There is no sign that Biden is leaning on his congressional leadership. At a news conference this week, Schumer said he was confident that the Senate would not be a “legislative graveyard.”
“I believe and I believe my caucus believes that we need big, bold action, and we’re going to figure out the best way to get big, bold action on a whole lot of fronts,” he said. “People are going to be forced to vote on them.”
Yet, the administration’s biggest, boldest plan has already been stripped of one of its signature liberal policies. When the Senate votes on Biden’s $1.9 trillion plan, it will not include a proposal for a minimum wage increase to $15 an hour, following the Senate parliamentarian’s decision that it could not be included under special rules that Democrats are using to avoid the filibuster.
Brad Bannon, a Democratic strategist, said the passage of the bill illustrated two political advantages of pushing for measures that might not make it into law.
“Part of this is gamesmanship: Ask for as much as you can before you start compromising,” he said.

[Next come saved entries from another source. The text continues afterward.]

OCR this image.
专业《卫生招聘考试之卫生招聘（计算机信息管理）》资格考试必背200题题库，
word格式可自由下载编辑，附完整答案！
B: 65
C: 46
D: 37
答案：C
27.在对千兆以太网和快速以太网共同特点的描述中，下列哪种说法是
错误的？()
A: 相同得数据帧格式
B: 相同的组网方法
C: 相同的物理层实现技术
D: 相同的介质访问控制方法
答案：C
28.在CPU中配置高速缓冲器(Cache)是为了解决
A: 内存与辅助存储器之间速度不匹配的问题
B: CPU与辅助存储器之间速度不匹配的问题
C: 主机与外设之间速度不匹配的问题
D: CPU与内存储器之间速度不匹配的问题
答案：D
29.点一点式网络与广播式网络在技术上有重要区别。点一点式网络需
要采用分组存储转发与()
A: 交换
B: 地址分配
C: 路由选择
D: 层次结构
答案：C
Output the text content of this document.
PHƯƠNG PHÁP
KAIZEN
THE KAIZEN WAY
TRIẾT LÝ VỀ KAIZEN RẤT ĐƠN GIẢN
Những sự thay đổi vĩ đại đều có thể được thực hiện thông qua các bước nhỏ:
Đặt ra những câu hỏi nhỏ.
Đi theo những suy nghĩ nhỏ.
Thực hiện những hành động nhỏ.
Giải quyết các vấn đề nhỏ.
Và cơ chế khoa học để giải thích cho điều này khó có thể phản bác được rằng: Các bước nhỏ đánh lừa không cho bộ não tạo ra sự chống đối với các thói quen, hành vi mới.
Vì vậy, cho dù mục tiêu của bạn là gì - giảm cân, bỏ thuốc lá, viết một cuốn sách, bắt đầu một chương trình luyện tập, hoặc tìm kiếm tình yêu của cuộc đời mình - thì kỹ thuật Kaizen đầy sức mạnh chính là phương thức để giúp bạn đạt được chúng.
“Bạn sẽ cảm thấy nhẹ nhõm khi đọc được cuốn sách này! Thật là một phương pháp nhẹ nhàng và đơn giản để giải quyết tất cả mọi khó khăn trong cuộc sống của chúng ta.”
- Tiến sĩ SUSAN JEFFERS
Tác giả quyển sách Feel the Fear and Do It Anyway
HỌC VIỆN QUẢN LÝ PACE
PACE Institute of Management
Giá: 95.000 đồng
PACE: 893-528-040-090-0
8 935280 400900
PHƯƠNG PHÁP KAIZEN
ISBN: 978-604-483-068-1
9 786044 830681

And he said that opponents often underestimated the level of support for proposals they dismiss as part of a liberal wish list, such as raising the minimum wage, which is backed by 51% of Republicans, according to a Morning Consult/Politico poll published this week, although most favor a smaller figure than $15, or the huge cost of Biden’s pandemic rescue plan. House voting records can provide ammunition for Democrats to unseat Republicans in marginal seats, even if the legislation is doomed to fail.
“You can say the same thing about gun control. Something like 90% of the American public wants to toughen gun-buying requirements, so the House should use that to beat up on House incumbents if they don’t support it,” he said.
So when House legislation was reintroduced this week that would require background checks for all firearm sales, the real target may not be guns but Republicans.